INTRODUCTION In Chapters 17 and 18, two general frequentist approaches for estimating causal effects were discussed, with special focus on estimating average causal effects. In order to conduct inference in those settings, it is important to have methods for estimating sampling variances so that we can construct large-sample confidence intervals. In the current chapter we discuss such methods. In doing so, a number of issues arise. The first issue we raise concerns the choice of estimand. If we are interested in the average effect of the treatment, we need to be explicit about whether we are interested in the average effect in the sample, or in the average effect in the super-population from which the sample is hypothetically randomly drawn. Although this choice is generally immaterial for the estimation of causal effects, the associated sampling variances generally differ, even in large samples, and so will the corresponding estimators for the sampling variances, at least in settings allowing for heterogeneity in the causal effects. Thus, in such settings, the researcher faces a choice regarding the estimand and the estimator for the associated sampling variance. Second, we face the choice as to whether we should construct estimators for the sampling variance tied to the specific method for estimating the average treatment effects or estimators that apply more generally.
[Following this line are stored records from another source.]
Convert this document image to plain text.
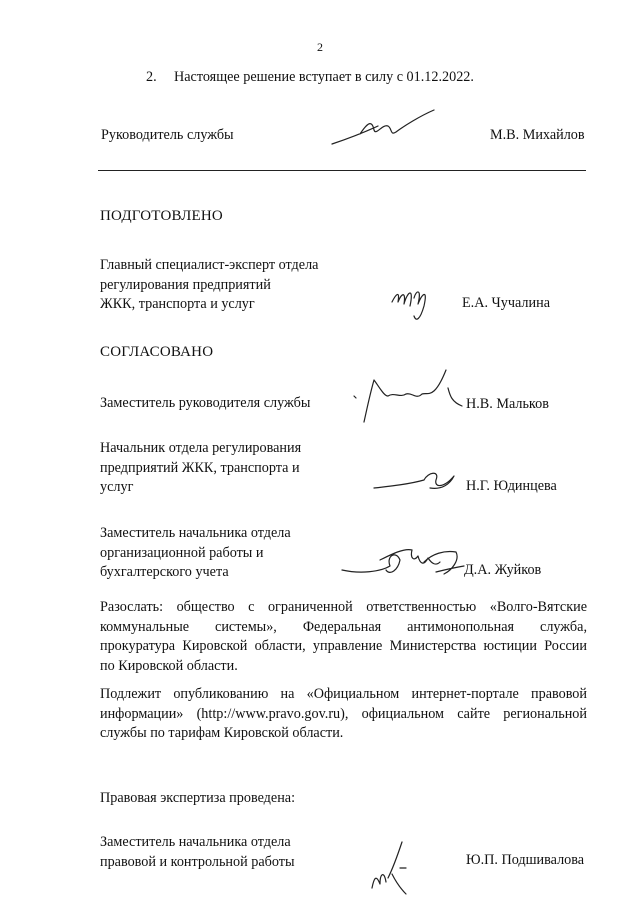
2
2. Настоящее решение вступает в силу с 01.12.2022.
Руководитель службы	М.В. Михайлов
ПОДГОТОВЛЕНО
Главный специалист-эксперт отдела
регулирования предприятий
ЖКК, транспорта и услуг	Е.А. Чучалина
СОГЛАСОВАНО
Заместитель руководителя службы	Н.В. Мальков
Начальник отдела регулирования
предприятий ЖКК, транспорта и
услуг	Н.Г. Юдинцева
Заместитель начальника отдела
организационной работы и
бухгалтерского учета	Д.А. Жуйков
Разослать: общество с ограниченной ответственностью «Волго-Вятские
коммунальные системы», Федеральная антимонопольная служба,
прокуратура Кировской области, управление Министерства юстиции России
по Кировской области.
Подлежит опубликованию на «Официальном интернет-портале правовой
информации» (http://www.pravo.gov.ru), официальном сайте региональной
службы по тарифам Кировской области.
Правовая экспертиза проведена:
Заместитель начальника отдела
правовой и контрольной работы	Ю.П. Подшивалова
In the current chapter we emphasize the second approach, exploiting some of the properties shared by most standard estimators for aver- age causal effects, and develop a general method for estimating sampling variances for such estimators. A key insight is that nearly all the estimators discussed in the previous chapters, as well as most others proposed in the literature, have a common structure. These estimators can be written as the difference between two terms, both weighted averages of observed outcomes. The first term is a weighted average of the observed out-comes for the treated units, and the second term is a weighted average of the observed outcomes for control units.